Mercoledì prossimo il Consiglio comunale di Merano, sulla base di una mozione del rappresentante ecosociale David Augscheller approvata nel 2018, deciderà finalmente come si chiamerà quella che finora era stata via Cadorna. I nomi — tutti al femminile — che potrebbero sostituire il generale, caduto in disonore soprattutto per il trattamento disumano riservato ai propri soldati, sono quattro: Elena Stern De Salvo, Aliza Mandel, Mathilde von Schwarzenberg o Anita Pichler. Si tratta di proposte elaborate da un’apposita commissione.
Durissima la critica del consigliere provinciale di estrema destra Alessandro Urzì (AAnC/FdI), che mette in guardia da quelli che ritiene «talebani del 2000» in quanto con questa «pulizia linguistica ammantata di idealismo» creerebbero un precedente per l’abolizione di altri nomi «italiani».

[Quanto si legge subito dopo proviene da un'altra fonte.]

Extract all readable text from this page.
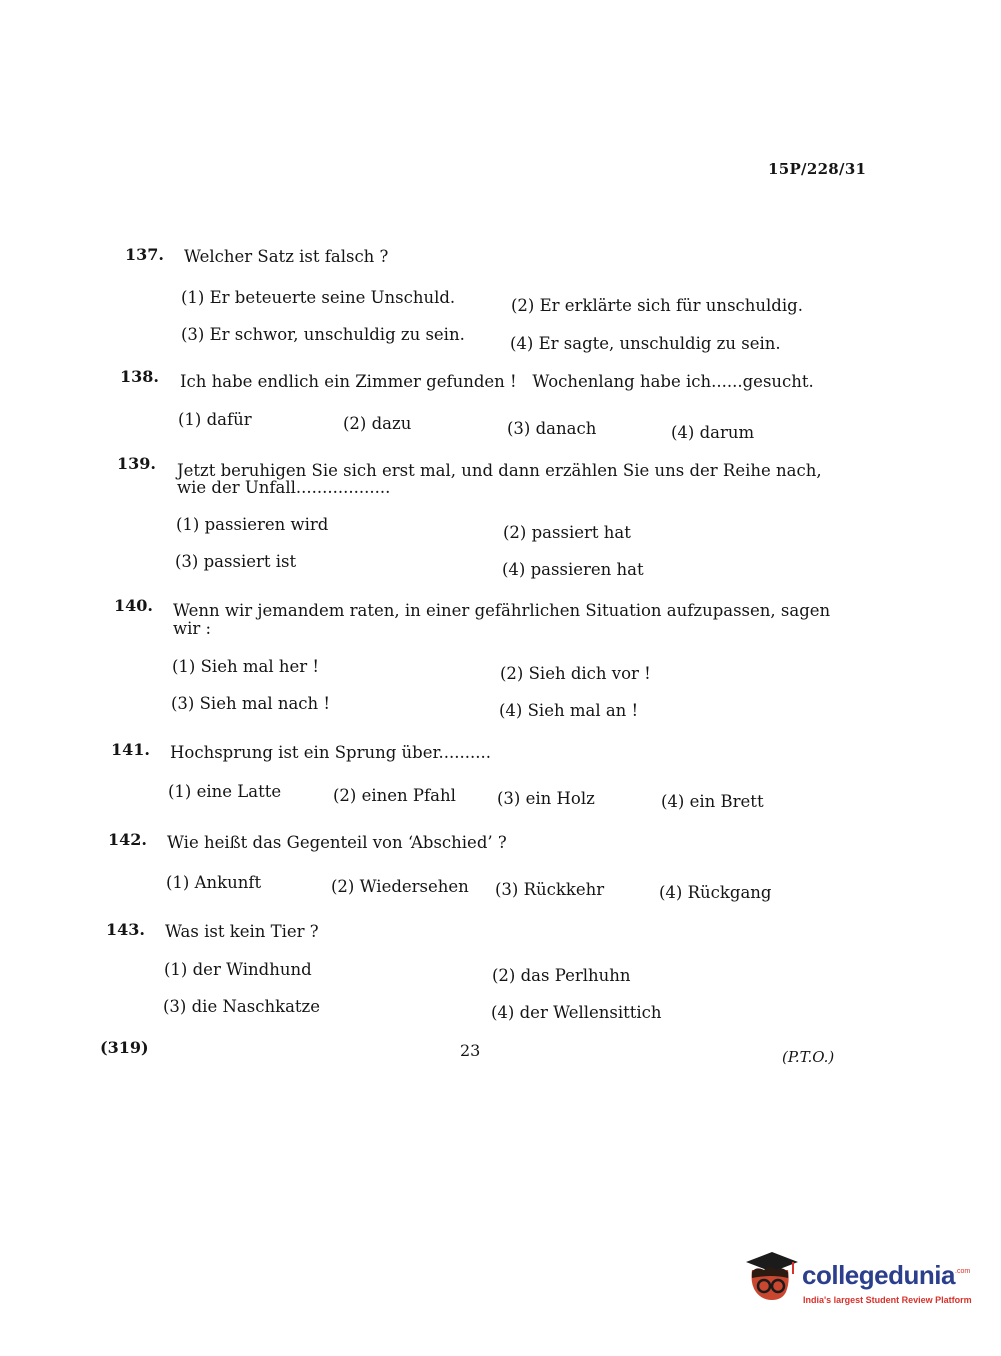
15P/228/31
137. Welcher Satz ist falsch ?
(1) Er beteuerte seine Unschuld.	(2) Er erklärte sich für unschuldig.
(3) Er schwor, unschuldig zu sein.	(4) Er sagte, unschuldig zu sein.
138. Ich habe endlich ein Zimmer gefunden !   Wochenlang habe ich......gesucht.
(1) dafür	(2) dazu	(3) danach	(4) darum
139. Jetzt beruhigen Sie sich erst mal, und dann erzählen Sie uns der Reihe nach,
wie der Unfall..................
(1) passieren wird	(2) passiert hat
(3) passiert ist	(4) passieren hat
140. Wenn wir jemandem raten, in einer gefährlichen Situation aufzupassen, sagen
wir :
(1) Sieh mal her !	(2) Sieh dich vor !
(3) Sieh mal nach !	(4) Sieh mal an !
141. Hochsprung ist ein Sprung über..........
(1) eine Latte	(2) einen Pfahl (3) ein Holz	(4) ein Brett
142. Wie heißt das Gegenteil von ‘Abschied’ ?
(1) Ankunft	(2) Wiedersehen (3) Rückkehr	(4) Rückgang
143. Was ist kein Tier ?
(1) der Windhund	(2) das Perlhuhn
(3) die Naschkatze	(4) der Wellensittich
(319)	23	(P.T.O.)
collegedunia .com
India's largest Student Review Platform
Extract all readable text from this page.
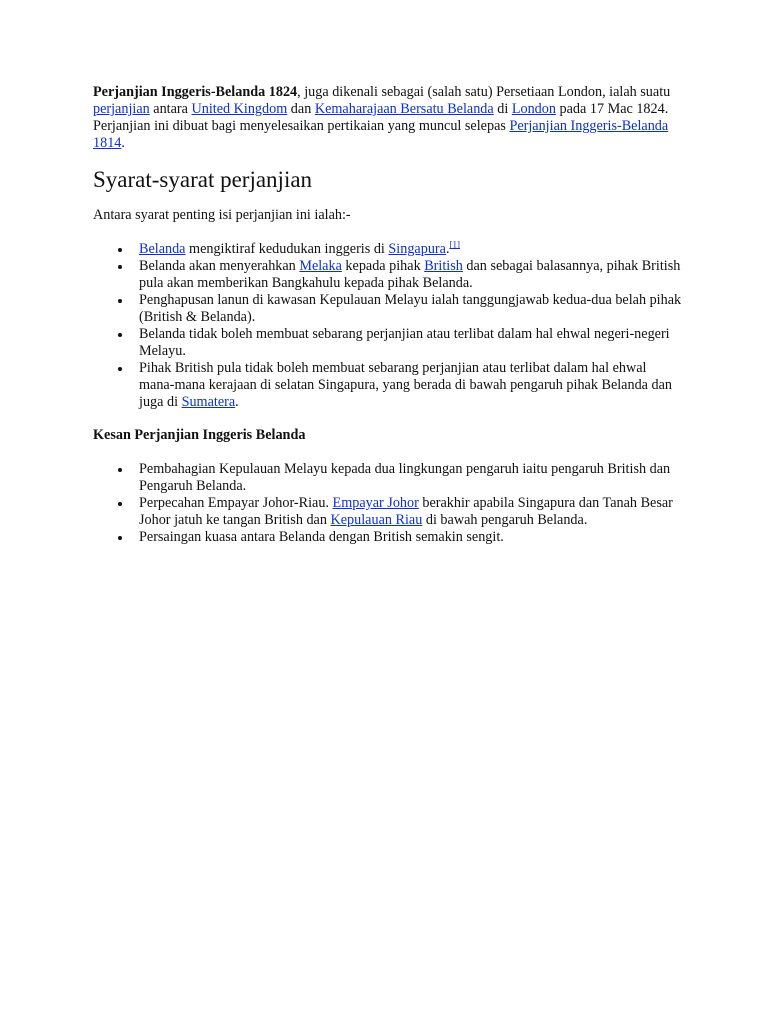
Perjanjian Inggeris-Belanda 1824, juga dikenali sebagai (salah satu) Persetiaan London, ialah suatu perjanjian antara United Kingdom dan Kemaharajaan Bersatu Belanda di London pada 17 Mac 1824. Perjanjian ini dibuat bagi menyelesaikan pertikaian yang muncul selepas Perjanjian Inggeris-Belanda 1814.

Syarat-syarat perjanjian

Antara syarat penting isi perjanjian ini ialah:-

Belanda mengiktiraf kedudukan inggeris di Singapura.[1]
Belanda akan menyerahkan Melaka kepada pihak British dan sebagai balasannya, pihak British pula akan memberikan Bangkahulu kepada pihak Belanda.
Penghapusan lanun di kawasan Kepulauan Melayu ialah tanggungjawab kedua-dua belah pihak (British & Belanda).
Belanda tidak boleh membuat sebarang perjanjian atau terlibat dalam hal ehwal negeri-negeri Melayu.
Pihak British pula tidak boleh membuat sebarang perjanjian atau terlibat dalam hal ehwal mana-mana kerajaan di selatan Singapura, yang berada di bawah pengaruh pihak Belanda dan juga di Sumatera.

Kesan Perjanjian Inggeris Belanda

Pembahagian Kepulauan Melayu kepada dua lingkungan pengaruh iaitu pengaruh British dan Pengaruh Belanda.
Perpecahan Empayar Johor-Riau. Empayar Johor berakhir apabila Singapura dan Tanah Besar Johor jatuh ke tangan British dan Kepulauan Riau di bawah pengaruh Belanda.
Persaingan kuasa antara Belanda dengan British semakin sengit.
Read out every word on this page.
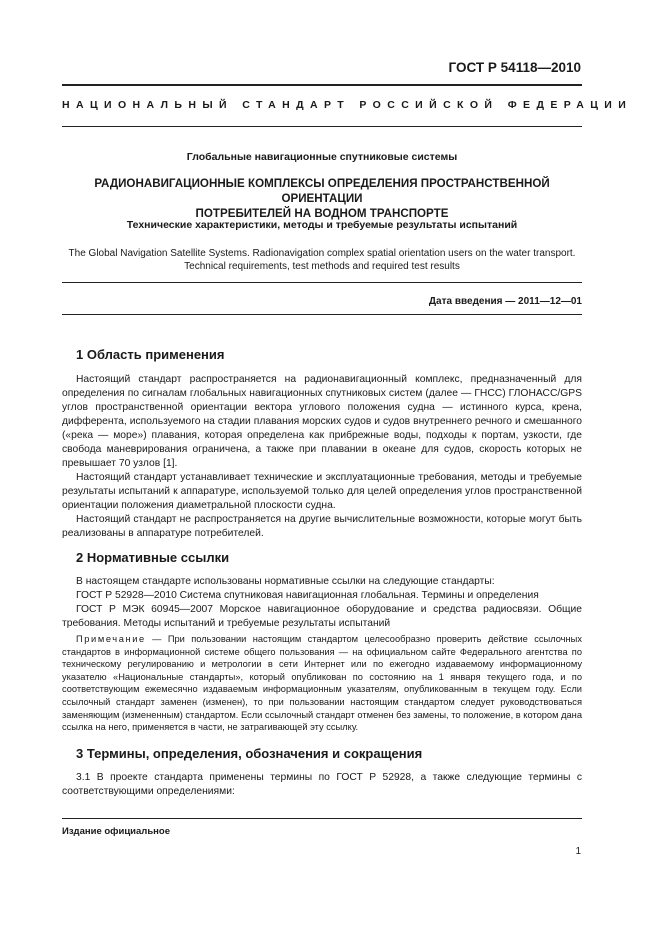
ГОСТ Р 54118—2010
НАЦИОНАЛЬНЫЙ СТАНДАРТ РОССИЙСКОЙ ФЕДЕРАЦИИ
Глобальные навигационные спутниковые системы
РАДИОНАВИГАЦИОННЫЕ КОМПЛЕКСЫ ОПРЕДЕЛЕНИЯ ПРОСТРАНСТВЕННОЙ ОРИЕНТАЦИИ
ПОТРЕБИТЕЛЕЙ НА ВОДНОМ ТРАНСПОРТЕ
Технические характеристики, методы и требуемые результаты испытаний
The Global Navigation Satellite Systems. Radionavigation complex spatial orientation users on the water transport.
Technical requirements, test methods and required test results
Дата введения — 2011—12—01
1 Область применения

Настоящий стандарт распространяется на радионавигационный комплекс, предназначенный для определения по сигналам глобальных навигационных спутниковых систем (далее — ГНСС) ГЛОНАСС/GPS углов пространственной ориентации вектора углового положения судна — истинного курса, крена, дифферента, используемого на стадии плавания морских судов и судов внутреннего речного и смешанного («река — море») плавания, которая определена как прибрежные воды, подходы к портам, узкости, где свобода маневрирования ограничена, а также при плавании в океане для судов, скорость которых не превышает 70 узлов [1].

Настоящий стандарт устанавливает технические и эксплуатационные требования, методы и требуемые результаты испытаний к аппаратуре, используемой только для целей определения углов пространственной ориентации положения диаметральной плоскости судна.

Настоящий стандарт не распространяется на другие вычислительные возможности, которые могут быть реализованы в аппаратуре потребителей.

2 Нормативные ссылки

В настоящем стандарте использованы нормативные ссылки на следующие стандарты:

ГОСТ Р 52928—2010 Система спутниковая навигационная глобальная. Термины и определения

ГОСТ Р МЭК 60945—2007 Морское навигационное оборудование и средства радиосвязи. Общие требования. Методы испытаний и требуемые результаты испытаний

Примечание — При пользовании настоящим стандартом целесообразно проверить действие ссылочных стандартов в информационной системе общего пользования — на официальном сайте Федерального агентства по техническому регулированию и метрологии в сети Интернет или по ежегодно издаваемому информационному указателю «Национальные стандарты», который опубликован по состоянию на 1 января текущего года, и по соответствующим ежемесячно издаваемым информационным указателям, опубликованным в текущем году. Если ссылочный стандарт заменен (изменен), то при пользовании настоящим стандартом следует руководствоваться заменяющим (измененным) стандартом. Если ссылочный стандарт отменен без замены, то положение, в котором дана ссылка на него, применяется в части, не затрагивающей эту ссылку.

3 Термины, определения, обозначения и сокращения

3.1 В проекте стандарта применены термины по ГОСТ Р 52928, а также следующие термины с соответствующими определениями:

Издание официальное
1
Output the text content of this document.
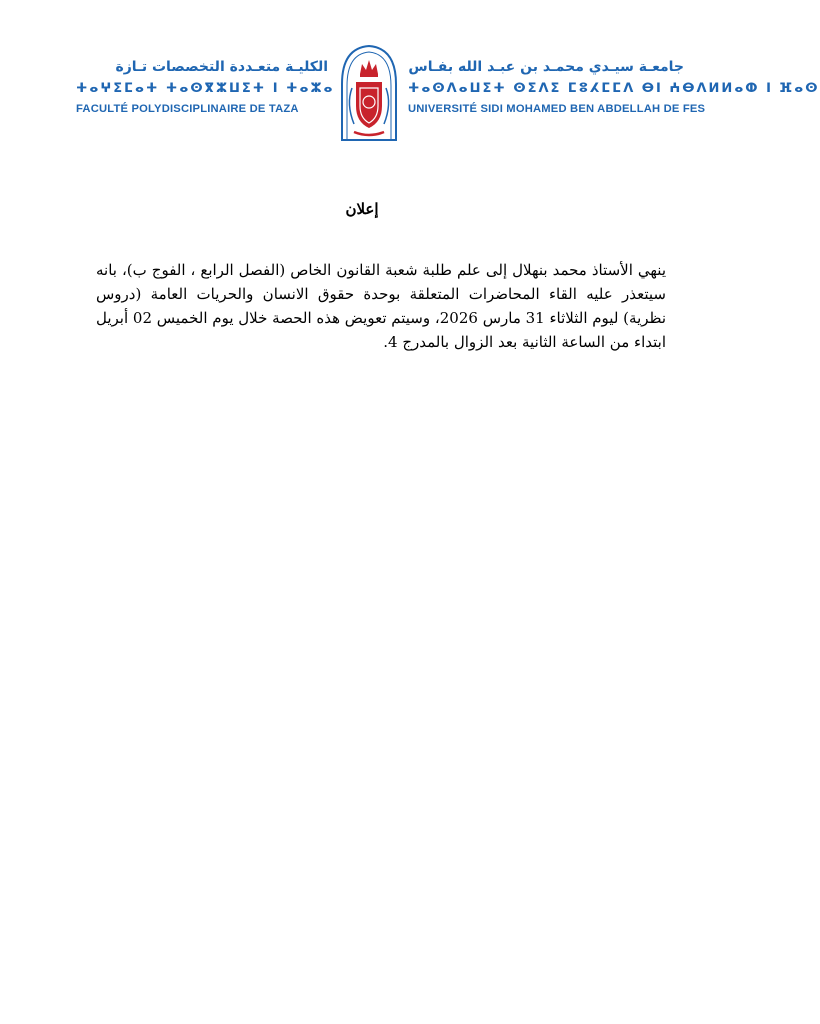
الكليـة متعـددة التخصصات تـازة
ⵜⴰⵖⵉⵎⴰⵜ ⵜⴰⵙⴳⵣⵡⵉⵜ ⵏ ⵜⴰⵣⴰ
FACULTÉ POLYDISCIPLINAIRE DE TAZA
جامعـة سيـدي محمـد بن عبـد الله بفـاس
ⵜⴰⵙⴷⴰⵡⵉⵜ ⵙⵉⴷⵉ ⵎⵓⵃⵎⵎⴷ ⴱⵏ ⵄⴱⴷⵍⵍⴰⵀ ⵏ ⴼⴰⵙ
UNIVERSITÉ SIDI MOHAMED BEN ABDELLAH DE FES
إعلان
ينهي الأستاذ محمد بنهلال إلى علم طلبة شعبة القانون الخاص (الفصل الرابع ، الفوج ب)، بانه سيتعذر عليه القاء المحاضرات المتعلقة بوحدة حقوق الانسان والحريات العامة (دروس نظرية) ليوم الثلاثاء 31 مارس 2026، وسيتم تعويض هذه الحصة خلال يوم الخميس 02 أبريل ابتداء من الساعة الثانية بعد الزوال بالمدرج 4.
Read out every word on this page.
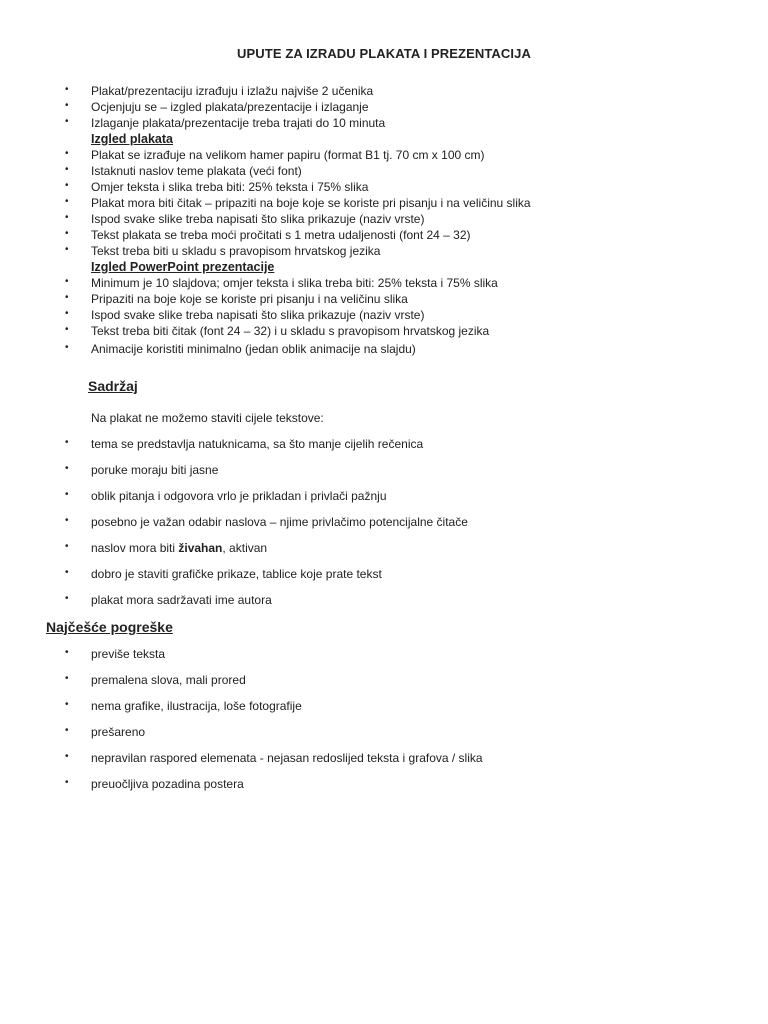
UPUTE ZA IZRADU PLAKATA I PREZENTACIJA
• Plakat/prezentaciju izrađuju i izlažu najviše 2 učenika
• Ocjenjuju se – izgled plakata/prezentacije i izlaganje
• Izlaganje plakata/prezentacije treba trajati do 10 minuta
Izgled plakata
• Plakat se izrađuje na velikom hamer papiru (format B1 tj. 70 cm x 100 cm)
• Istaknuti naslov teme plakata (veći font)
• Omjer teksta i slika treba biti: 25% teksta i 75% slika
• Plakat mora biti čitak – pripaziti na boje koje se koriste pri pisanju i na veličinu slika
• Ispod svake slike treba napisati što slika prikazuje (naziv vrste)
• Tekst plakata se treba moći pročitati s 1 metra udaljenosti (font 24 – 32)
• Tekst treba biti u skladu s pravopisom hrvatskog jezika
Izgled PowerPoint prezentacije
• Minimum je 10 slajdova; omjer teksta i slika treba biti: 25% teksta i 75% slika
• Pripaziti na boje koje se koriste pri pisanju i na veličinu slika
• Ispod svake slike treba napisati što slika prikazuje (naziv vrste)
• Tekst treba biti čitak (font 24 – 32) i u skladu s pravopisom hrvatskog jezika
• Animacije koristiti minimalno (jedan oblik animacije na slajdu)
Sadržaj
Na plakat ne možemo staviti cijele tekstove:
• tema se predstavlja natuknicama, sa što manje cijelih rečenica
• poruke moraju biti jasne
• oblik pitanja i odgovora vrlo je prikladan i privlači pažnju
• posebno je važan odabir naslova – njime privlačimo potencijalne čitače
• naslov mora biti živahan, aktivan
• dobro je staviti grafičke prikaze, tablice koje prate tekst
• plakat mora sadržavati ime autora
Najčešće pogreške
• previše teksta
• premalena slova, mali prored
• nema grafike, ilustracija, loše fotografije
• prešareno
• nepravilan raspored elemenata - nejasan redoslijed teksta i grafova / slika
• preuočljiva pozadina postera
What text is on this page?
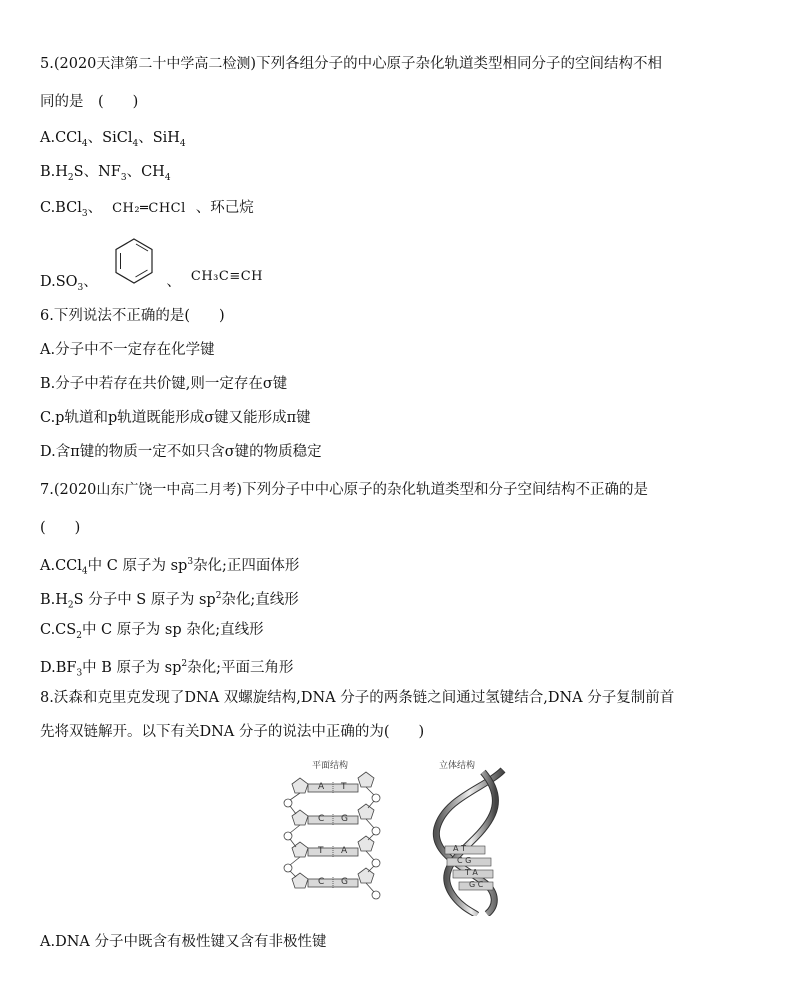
5.(2020天津第二十中学高二检测)下列各组分子的中心原子杂化轨道类型相同分子的空间结构不相
同的是　(　　)
A.CCl$_4$、SiCl$_4$、SiH$_4$
$B.H_2S$、$NF_3$、$CH_4$
C.BCl$_3$、 CH₂═CHCl 、环己烷
$D.SO_3$、	、 CH₃C≡CH
6.下列说法不正确的是(　　)
A.分子中不一定存在化学键
B.分子中若存在共价键,则一定存在σ键
C.p轨道和p轨道既能形成σ键又能形成π键
D.含π键的物质一定不如只含σ键的物质稳定
7.(2020山东广饶一中高二月考)下列分子中中心原子的杂化轨道类型和分子空间结构不正确的是
(　　)
A.CCl$_4$中 C 原子为 $sp^3$杂化;正四面体形
$B.H_2S$ 分子中 S 原子为 $sp^2$杂化;直线形
$C.CS_2$中 C 原子为 sp 杂化;直线形
$D.BF_3$中 B 原子为 $sp^2$杂化;平面三角形
8.沃森和克里克发现了DNA 双螺旋结构,DNA 分子的两条链之间通过氢键结合,DNA 分子复制前首
先将双链解开。以下有关DNA 分子的说法中正确的为(　　)
平面结构
A T
C G
T A
C G
立体结构
A T
C G
T A
G C
A.DNA 分子中既含有极性键又含有非极性键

Lo «storico» Giorgio Delle Donne — secondo il Dolomiti, che lo cita — attacca a suo giudizio vorrebbe imporre la memoria collettiva «sudtirolese» (incarnata dal «partito unico e totale» dell’SVP) ai poveri italiani (deboli e divisi).
Peccato che a volerne fare una questione etnica a tutti i costi, si scoprirebbe che nel corso degli anni sono scomparsi Wenter (a Merano), von Klebelsberg (a Bolzano), Ploner (a Sterzing) o più recentemente N****hütte (in Badia) — mentre non risulta l’abolizione di denominazioni «italiane». Anzi, su quel fronte si sono addirittura aggiunti il Lungo Talvera (Bolzano) e la via (Brixen) dedicati agli Alpini, poi il parco che CPI ha potuto dedicare ai cosiddetti «martiri» delle foibe o il nuovo monumento «fascista» per Norma Cossetto.
In questo caso, metterla sul piano etnico — magari tirando fuori la solfa del disagio — non sembrerebbe dunque un’idea tanto azzeccata. Meglio distinguere tra retrogradi e progressisti.